Bugün 30 Ağustos Zafer Bayramı. Büyük Önder Atatürk’ün, Anadolu’yu işgale girişmiş Yunan ordusuna karşı komuta ettiği 26-30 Ağustos 1922’de gerçekleşen Başkomutanlık Meydan Savaşı’nın kesin zaferle sonuçlandığı mutlu günün 100’üncü yıldönümü. Bu zafer, 19 Mayıs 1919’da kurtuluşa liderlik etmek için Samsun’a ulaşan Mustafa Kemal Atatürk’ün, 3 yıl 3 ay 21 gün sonra, 30 Ağustos 1922’de kutsal mücadeleyi kazandığı ve Türkiye’nin bağımsızlığını dünyaya ilan ettiği için ayrıca çok önemli.
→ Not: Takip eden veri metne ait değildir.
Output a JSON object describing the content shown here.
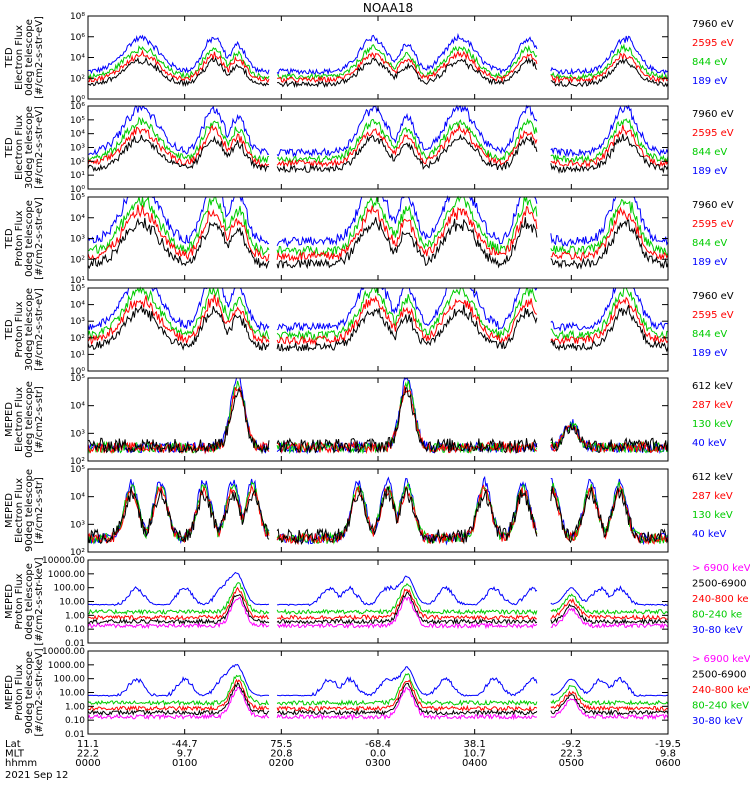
{
  "chart_data": {
    "type": "line",
    "title": "NOAA18",
    "panels": [
      {
        "ylabel": [
          "TED",
          "Electron Flux",
          "0deg telescope",
          "[#/cm2-s-str-eV]"
        ],
        "yticks": [
          "10⁰",
          "10²",
          "10⁴",
          "10⁶",
          "10⁸"
        ],
        "ylog": [
          0,
          8
        ],
        "legend": [
          {
            "name": "7960 eV",
            "color": "#000000"
          },
          {
            "name": "2595 eV",
            "color": "#ff0000"
          },
          {
            "name": "844 eV",
            "color": "#00cc00"
          },
          {
            "name": "189 eV",
            "color": "#0000ff"
          }
        ]
      },
      {
        "ylabel": [
          "TED",
          "Electron Flux",
          "30deg telescope",
          "[#/cm2-s-str-eV]"
        ],
        "yticks": [
          "10⁰",
          "10¹",
          "10²",
          "10³",
          "10⁴",
          "10⁵",
          "10⁶"
        ],
        "ylog": [
          0,
          6
        ],
        "legend": [
          {
            "name": "7960 eV",
            "color": "#000000"
          },
          {
            "name": "2595 eV",
            "color": "#ff0000"
          },
          {
            "name": "844 eV",
            "color": "#00cc00"
          },
          {
            "name": "189 eV",
            "color": "#0000ff"
          }
        ]
      },
      {
        "ylabel": [
          "TED",
          "Proton Flux",
          "0deg telescope",
          "[#/cm2-s-str-eV]"
        ],
        "yticks": [
          "10¹",
          "10²",
          "10³",
          "10⁴",
          "10⁵"
        ],
        "ylog": [
          0.6,
          5
        ],
        "legend": [
          {
            "name": "7960 eV",
            "color": "#000000"
          },
          {
            "name": "2595 eV",
            "color": "#ff0000"
          },
          {
            "name": "844 eV",
            "color": "#00cc00"
          },
          {
            "name": "189 eV",
            "color": "#0000ff"
          }
        ]
      },
      {
        "ylabel": [
          "TED",
          "Proton Flux",
          "30deg telescope",
          "[#/cm2-s-str-eV]"
        ],
        "yticks": [
          "10⁰",
          "10¹",
          "10²",
          "10³",
          "10⁴",
          "10⁵"
        ],
        "ylog": [
          0,
          5
        ],
        "legend": [
          {
            "name": "7960 eV",
            "color": "#000000"
          },
          {
            "name": "2595 eV",
            "color": "#ff0000"
          },
          {
            "name": "844 eV",
            "color": "#00cc00"
          },
          {
            "name": "189 eV",
            "color": "#0000ff"
          }
        ]
      },
      {
        "ylabel": [
          "MEPED",
          "Electron Flux",
          "0deg telescope",
          "[#/cm2-s-str]"
        ],
        "yticks": [
          "10²",
          "10³",
          "10⁴",
          "10⁵"
        ],
        "ylog": [
          1.6,
          5.6
        ],
        "legend": [
          {
            "name": "612 keV",
            "color": "#000000"
          },
          {
            "name": "287 keV",
            "color": "#ff0000"
          },
          {
            "name": "130 keV",
            "color": "#00cc00"
          },
          {
            "name": "40 keV",
            "color": "#0000ff"
          }
        ]
      },
      {
        "ylabel": [
          "MEPED",
          "Electron Flux",
          "90deg telescope",
          "[#/cm2-s-str]"
        ],
        "yticks": [
          "10²",
          "10³",
          "10⁴",
          "10⁵"
        ],
        "ylog": [
          1.6,
          5.6
        ],
        "legend": [
          {
            "name": "612 keV",
            "color": "#000000"
          },
          {
            "name": "287 keV",
            "color": "#ff0000"
          },
          {
            "name": "130 keV",
            "color": "#00cc00"
          },
          {
            "name": "40 keV",
            "color": "#0000ff"
          }
        ]
      },
      {
        "ylabel": [
          "MEPED",
          "Proton Flux",
          "0deg telescope",
          "[#/cm2-s-str-keV]"
        ],
        "yticks": [
          "0.01",
          "0.10",
          "1.00",
          "10.00",
          "100.00",
          "1000.00",
          "10000.00"
        ],
        "ylog": [
          -2,
          4
        ],
        "legend": [
          {
            "name": "> 6900 keV",
            "color": "#ff00ff"
          },
          {
            "name": "2500-6900",
            "color": "#000000"
          },
          {
            "name": "240-800 ke",
            "color": "#ff0000"
          },
          {
            "name": "80-240 ke",
            "color": "#00cc00"
          },
          {
            "name": "30-80 keV",
            "color": "#0000ff"
          }
        ]
      },
      {
        "ylabel": [
          "MEPED",
          "Proton Flux",
          "90deg telescope",
          "[#/cm2-s-str-keV]"
        ],
        "yticks": [
          "0.01",
          "0.10",
          "1.00",
          "10.00",
          "100.00",
          "1000.00",
          "10000.00"
        ],
        "ylog": [
          -2,
          4
        ],
        "legend": [
          {
            "name": "> 6900 keV",
            "color": "#ff00ff"
          },
          {
            "name": "2500-6900",
            "color": "#000000"
          },
          {
            "name": "240-800 keV",
            "color": "#ff0000"
          },
          {
            "name": "80-240 keV",
            "color": "#00cc00"
          },
          {
            "name": "30-80 keV",
            "color": "#0000ff"
          }
        ]
      }
    ],
    "xaxis": {
      "rows": [
        {
          "label": "Lat",
          "values": [
            "11.1",
            "-44.7",
            "75.5",
            "-68.4",
            "38.1",
            "-9.2",
            "-19.5"
          ]
        },
        {
          "label": "MLT",
          "values": [
            "22.2",
            "9.7",
            "20.8",
            "0.0",
            "10.7",
            "22.3",
            "9.8"
          ]
        },
        {
          "label": "hhmm",
          "values": [
            "0000",
            "0100",
            "0200",
            "0300",
            "0400",
            "0500",
            "0600"
          ]
        }
      ],
      "range_hours": [
        0,
        6
      ],
      "date": "2021 Sep 12"
    },
    "grid": false
  }
}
Bazı kaynaklar, 29 Kasım 1918 ile 29 Ekim 1923 tarihleri arasını Milli Mücadele Dönemi olarak tanımlasa da ben daha katı davranıp, 19 Mayıs 1919 ile 30 Ağustos 1922 arasını fiili Kurtuluş Savaşı dönemi olarak kabul ediyorum. Kurtuluş Savaşı deyince elbette tek önemli olan ve en çok anlatılması gereken, o kutsal mücadelenin ta kendisidir, o mücadeleye liderlik edenler, neferlik yapanlardır, şehitlerimiz ve gazilerimizdir, onların kahramanlıklarıdır. Çünkü atalarımız vatanı işgalden, milleti esaretten kurtarmanın bedelini en değerli olanla yani canlarıyla, kanlarıyla ödediler. Savaş bittiğinde hayatta kalabilmiş olanlar da ülkeyi imar etmek, fakirleşmiş milletin refah seviyesini artırmak için ekonomik kurtuluş savaşıyla yola devam ettiler. Hepsini saygı ve minnetle anıyoruz. Kurtuluş Savaşımızın nasıl bir ekonomik altyapı ve hangi mali imkânla sürdürülebildiğini anlatarak onların mücadelesinin ne denli zorlu olduğunu vurgulamaktan başka gayemiz olamaz.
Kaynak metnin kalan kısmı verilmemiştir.